= Nathan Currier =

American composer

Nathan Currier (born 1960, Huntingdon, Pennsylvania) is an American composer.

== Biography ==
Coming from a musical family, Currier is son of composer Marilyn Currier (1931) and brother of composer Sebastian Currier (1959).

His principal teachers were David Diamond, Joseph Schwantner, Bernard Rands, Stephen Albert and Frederic Rzewski. He studied at the Juilliard School, where he received the Doctorate in 1989, and also served on their Evening Division faculty over a ten-year period.
Starting in 2007 he served for two years as a visiting faculty member at the McIntire Department of Music at the University of Virginia. In 2016 he initiated a concert series called Orchard Circle, with concerts in New York City and Philadelphia.

== Awards ==

- 2008 International Sackler Prize for Music Composition
- 2008-09 Fellowship at the Virginia Foundation for the Humanities
- 1999 Academy Award from The American Academy of Arts and Letters
- 1995-96 Rome Prize for Composition from the American Academy in Rome
- 1993 Guggenheim Fellowship
- 1993 National Endowment for the Arts Fellowship
- 1992 New York Foundation for the Arts Fellowship
- 1991 Fromm Foundation Grant
- 1991 Charles Ives Fellowship from The American Academy of Arts and Letters
- 1987-88 Fulbright Fellowship
- 1987 Barlow Prize in Composition

== Gaian Variations interrupted premiere ==

Currier's largest work is an oratorio called Gaian Variations. The premiere took place at Avery Fisher Hall, Lincoln Center, on April 21, 2004, but was interrupted mid-concert, shortly after the beginning of the third act. The work is about Gaia, a scientific hypothesis developed by James Lovelock to explain the role of living systems in the regulation of Earth's climate and biogeochemical cycles. The composer described his work as both a description of the theory and a contextualization of it within the history of science, and he spent years writing the large work for chorus, orchestra and soloists. During the premiere the Brooklyn Philharmonic suddenly stopped, claiming that it was headed into overtime, ultimately triggering a lawsuit.

Leading American composer John Corigliano, also a board member of the Brooklyn Philharmonic, called Gaian Variations, “Just beautiful. Very, very skilled work, and very inspired too.” The New York Times, however, published a highly critical review by Allan Kozinn that began by claiming the work's texts (featuring writings by Lovelock himself, describing his Gaia theory) were “mostly pseudoscientific.”

Currier, who has since given talks on climate change for Al Gore's The Climate Project, felt that the urgency of climate change gave the subject matter such importance that he had used his personal savings to prevent cancellation of the concert when neither the Brooklyn Philharmonic nor another environmental organization, Earth Day Network, raised the needed funds. Currier was given a pro bono lawyer through Volunteer Lawyers for the Arts shortly after the performance, but the Executive Vice President and Director of the Hess Oil Company, J. Barclay Collins II, also a client of the same firm (Akin Gump Strauss Hauer & Feld) and chairman of the Board of the Brooklyn Philharmonic, intervened, and Currier lost legal representation. On the New York Times's ArtsBeat blog, oil executive Collins (who retired from the petroleum company in January 2010) was quoted as saying that Currier's lawsuit was “totally without merit.” It was not until 2008 that Currier again found legal support, being represented by Alex T. Roshuk, and the case was finally filed in Supreme Court of the State of New York Kings County in 2009. Currier was quoted shortly thereafter in the New York Post as saying that he only wanted the orchestra to play the work again.

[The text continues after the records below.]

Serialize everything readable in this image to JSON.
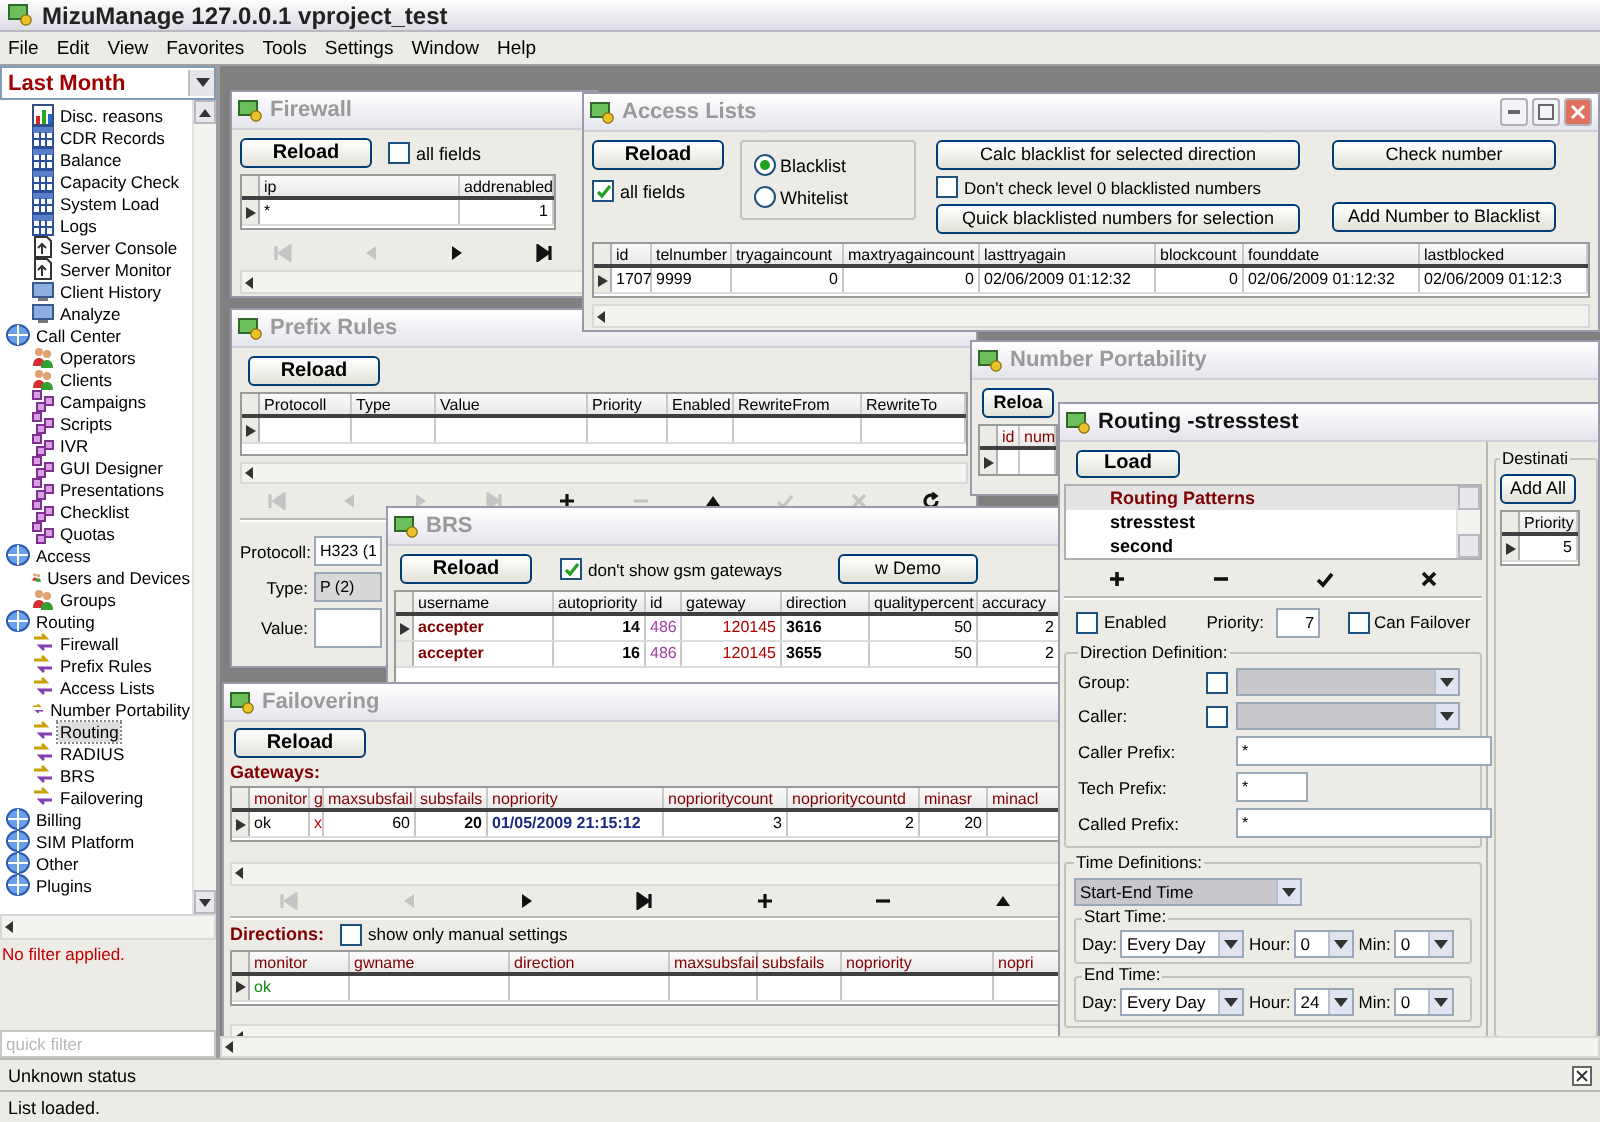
{
  "window": {
    "title": "MizuManage 127.0.0.1 vproject_test"
  },
  "menu": [
    "File",
    "Edit",
    "View",
    "Favorites",
    "Tools",
    "Settings",
    "Window",
    "Help"
  ],
  "sidebar": {
    "period": "Last Month",
    "continued_items": [
      {
        "label": "Disc. reasons",
        "kind": "chart",
        "selected": false
      },
      {
        "label": "CDR Records",
        "kind": "grid",
        "selected": false
      },
      {
        "label": "Balance",
        "kind": "grid",
        "selected": false
      },
      {
        "label": "Capacity Check",
        "kind": "grid",
        "selected": false
      },
      {
        "label": "System Load",
        "kind": "grid",
        "selected": false
      },
      {
        "label": "Logs",
        "kind": "grid",
        "selected": false
      },
      {
        "label": "Server Console",
        "kind": "console",
        "selected": false
      },
      {
        "label": "Server Monitor",
        "kind": "console",
        "selected": false
      },
      {
        "label": "Client History",
        "kind": "history",
        "selected": false
      },
      {
        "label": "Analyze",
        "kind": "history",
        "selected": false
      }
    ],
    "groups": [
      {
        "label": "Call Center",
        "kind": "group",
        "selected": false,
        "children": [
          {
            "label": "Operators",
            "kind": "people",
            "selected": false
          },
          {
            "label": "Clients",
            "kind": "people",
            "selected": false
          },
          {
            "label": "Campaigns",
            "kind": "module",
            "selected": false
          },
          {
            "label": "Scripts",
            "kind": "module",
            "selected": false
          },
          {
            "label": "IVR",
            "kind": "module",
            "selected": false
          },
          {
            "label": "GUI Designer",
            "kind": "module",
            "selected": false
          },
          {
            "label": "Presentations",
            "kind": "module",
            "selected": false
          },
          {
            "label": "Checklist",
            "kind": "module",
            "selected": false
          },
          {
            "label": "Quotas",
            "kind": "module",
            "selected": false
          }
        ]
      },
      {
        "label": "Access",
        "kind": "group",
        "selected": false,
        "children": [
          {
            "label": "Users and Devices",
            "kind": "people",
            "selected": false
          },
          {
            "label": "Groups",
            "kind": "people",
            "selected": false
          }
        ]
      },
      {
        "label": "Routing",
        "kind": "group",
        "selected": false,
        "children": [
          {
            "label": "Firewall",
            "kind": "route",
            "selected": false
          },
          {
            "label": "Prefix Rules",
            "kind": "route",
            "selected": false
          },
          {
            "label": "Access Lists",
            "kind": "route",
            "selected": false
          },
          {
            "label": "Number Portability",
            "kind": "route",
            "selected": false
          },
          {
            "label": "Routing",
            "kind": "route",
            "selected": true
          },
          {
            "label": "RADIUS",
            "kind": "route",
            "selected": false
          },
          {
            "label": "BRS",
            "kind": "route",
            "selected": false
          },
          {
            "label": "Failovering",
            "kind": "route",
            "selected": false
          }
        ]
      },
      {
        "label": "Billing",
        "kind": "group",
        "selected": false
      },
      {
        "label": "SIM Platform",
        "kind": "group",
        "selected": false
      },
      {
        "label": "Other",
        "kind": "group",
        "selected": false
      },
      {
        "label": "Plugins",
        "kind": "group",
        "selected": false
      }
    ],
    "filter_status": "No filter applied.",
    "quick_filter": {
      "placeholder": "quick filter"
    }
  },
  "firewall": {
    "title": "Firewall",
    "active": false,
    "reload": "Reload",
    "all_fields": {
      "label": "all fields",
      "checked": false
    },
    "table": {
      "columns": [
        "ip",
        "addrenabled"
      ],
      "rows": [
        {
          "current": true,
          "cells": [
            "*",
            "1"
          ]
        }
      ]
    },
    "navigator": [
      {
        "kind": "first",
        "disabled": true
      },
      {
        "kind": "prev",
        "disabled": true
      },
      {
        "kind": "next",
        "disabled": false
      },
      {
        "kind": "last",
        "disabled": false
      }
    ]
  },
  "access_lists": {
    "title": "Access Lists",
    "active": false,
    "reload": "Reload",
    "all_fields": {
      "label": "all fields",
      "checked": true
    },
    "list_type": [
      {
        "label": "Blacklist",
        "selected": true
      },
      {
        "label": "Whitelist",
        "selected": false
      }
    ],
    "calc_button": "Calc blacklist for selected direction",
    "skip_level0": {
      "label": "Don't check level 0 blacklisted numbers",
      "checked": false
    },
    "quick_button": "Quick blacklisted numbers for selection",
    "check_button": "Check number",
    "add_button": "Add Number to Blacklist",
    "table": {
      "columns": [
        "id",
        "telnumber",
        "tryagaincount",
        "maxtryagaincount",
        "lasttryagain",
        "blockcount",
        "founddate",
        "lastblocked"
      ],
      "rows": [
        {
          "current": true,
          "cells": [
            "1707",
            "9999",
            "0",
            "0",
            "02/06/2009 01:12:32",
            "0",
            "02/06/2009 01:12:32",
            "02/06/2009 01:12:3"
          ]
        }
      ]
    }
  },
  "prefix_rules": {
    "title": "Prefix Rules",
    "active": false,
    "reload": "Reload",
    "table": {
      "columns": [
        "Protocoll",
        "Type",
        "Value",
        "Priority",
        "Enabled",
        "RewriteFrom",
        "RewriteTo"
      ],
      "rows": [
        {
          "current": true
        }
      ]
    },
    "navigator": [
      {
        "kind": "first",
        "disabled": true
      },
      {
        "kind": "prev",
        "disabled": true
      },
      {
        "kind": "next",
        "disabled": true
      },
      {
        "kind": "last",
        "disabled": true
      },
      {
        "kind": "add",
        "disabled": false
      },
      {
        "kind": "remove",
        "disabled": true
      },
      {
        "kind": "up",
        "disabled": false
      },
      {
        "kind": "check",
        "disabled": true
      },
      {
        "kind": "cancel",
        "disabled": true
      },
      {
        "kind": "refresh",
        "disabled": false
      }
    ],
    "form": [
      {
        "label": "Protocoll:",
        "value": "H323 (1"
      },
      {
        "label": "Type:",
        "value": "P (2)"
      },
      {
        "label": "Value:"
      }
    ]
  },
  "number_portability": {
    "title": "Number Portability",
    "active": false,
    "reload": "Reloa",
    "table": {
      "columns": [
        "id",
        "num"
      ],
      "rows": [
        {
          "current": true
        }
      ]
    }
  },
  "brs": {
    "title": "BRS",
    "active": false,
    "reload": "Reload",
    "hide_gsm": {
      "label": "don't show gsm gateways",
      "checked": true
    },
    "demo_button": "w Demo",
    "table": {
      "columns": [
        "username",
        "autopriority",
        "id",
        "gateway",
        "direction",
        "qualitypercent",
        "accuracy"
      ],
      "rows": [
        {
          "current": true,
          "cells": [
            "accepter",
            "14",
            "486",
            "120145",
            "3616",
            "50",
            "2"
          ]
        },
        {
          "current": false,
          "cells": [
            "accepter",
            "16",
            "486",
            "120145",
            "3655",
            "50",
            "2"
          ]
        }
      ]
    }
  },
  "failovering": {
    "title": "Failovering",
    "active": false,
    "reload": "Reload",
    "gateways": {
      "label": "Gateways:",
      "table": {
        "columns": [
          "monitor",
          "g",
          "maxsubsfail",
          "subsfails",
          "nopriority",
          "noprioritycount",
          "noprioritycountd",
          "minasr",
          "minacl"
        ],
        "rows": [
          {
            "current": true,
            "cells": [
              "ok",
              "x",
              "60",
              "20",
              "01/05/2009 21:15:12",
              "3",
              "2",
              "20"
            ]
          }
        ]
      }
    },
    "navigator": [
      {
        "kind": "first",
        "disabled": true
      },
      {
        "kind": "prev",
        "disabled": true
      },
      {
        "kind": "next",
        "disabled": false
      },
      {
        "kind": "last",
        "disabled": false
      },
      {
        "kind": "add",
        "disabled": false
      },
      {
        "kind": "remove",
        "disabled": false
      },
      {
        "kind": "up",
        "disabled": false
      }
    ],
    "directions": {
      "label": "Directions:",
      "manual_only": {
        "label": "show only manual settings",
        "checked": false
      },
      "table": {
        "columns": [
          "monitor",
          "gwname",
          "direction",
          "maxsubsfail",
          "subsfails",
          "nopriority",
          "nopri"
        ],
        "rows": [
          {
            "current": true,
            "cells": [
              "ok"
            ]
          }
        ]
      }
    }
  },
  "routing": {
    "title": "Routing -stresstest",
    "active": true,
    "load": "Load",
    "patterns": [
      {
        "label": "Routing Patterns",
        "selected": true
      },
      {
        "label": "stresstest",
        "selected": false
      },
      {
        "label": "second",
        "selected": false
      }
    ],
    "enabled": {
      "label": "Enabled",
      "checked": false
    },
    "priority": {
      "label": "Priority:",
      "value": "7"
    },
    "can_failover": {
      "label": "Can Failover",
      "checked": false
    },
    "direction_definition": {
      "title": "Direction Definition:",
      "group": {
        "label": "Group:",
        "checked": false
      },
      "caller": {
        "label": "Caller:",
        "checked": false
      },
      "prefixes": [
        {
          "label": "Caller Prefix:",
          "value": "*",
          "kind": "wide"
        },
        {
          "label": "Tech Prefix:",
          "value": "*",
          "kind": "short"
        },
        {
          "label": "Called Prefix:",
          "value": "*",
          "kind": "wide"
        }
      ]
    },
    "time_definitions": {
      "title": "Time Definitions:",
      "mode": "Start-End Time",
      "ranges": [
        {
          "title": "Start Time:",
          "day_label": "Day:",
          "day": "Every Day",
          "hour_label": "Hour:",
          "hour": "0",
          "min_label": "Min:",
          "min": "0"
        },
        {
          "title": "End Time:",
          "day_label": "Day:",
          "day": "Every Day",
          "hour_label": "Hour:",
          "hour": "24",
          "min_label": "Min:",
          "min": "0"
        }
      ]
    },
    "destinations": {
      "title": "Destinati",
      "add_all": "Add All",
      "table": {
        "columns": [
          "Priority"
        ],
        "rows": [
          {
            "current": true,
            "cells": [
              "5"
            ]
          }
        ]
      }
    }
  },
  "status_bar": [
    "Unknown status",
    "List loaded."
  ]
}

Currier later became actively involved with Gaia science itself. With NASA scientist Paul D. Lowman he coauthored a chapter of the book Chimeras and Consciousness, published by MIT Press in 2011. Their paper, Life’s Tectonics, concerns Gaia and the role of life and water on plate tectonics, and when NASA recently celebrated the 50th anniversary of its exobiology program (Seeking Signs of Life, October 2010), a passage from their paper was condensed and read as part of the opening keynote speech given by Lynn Margulis.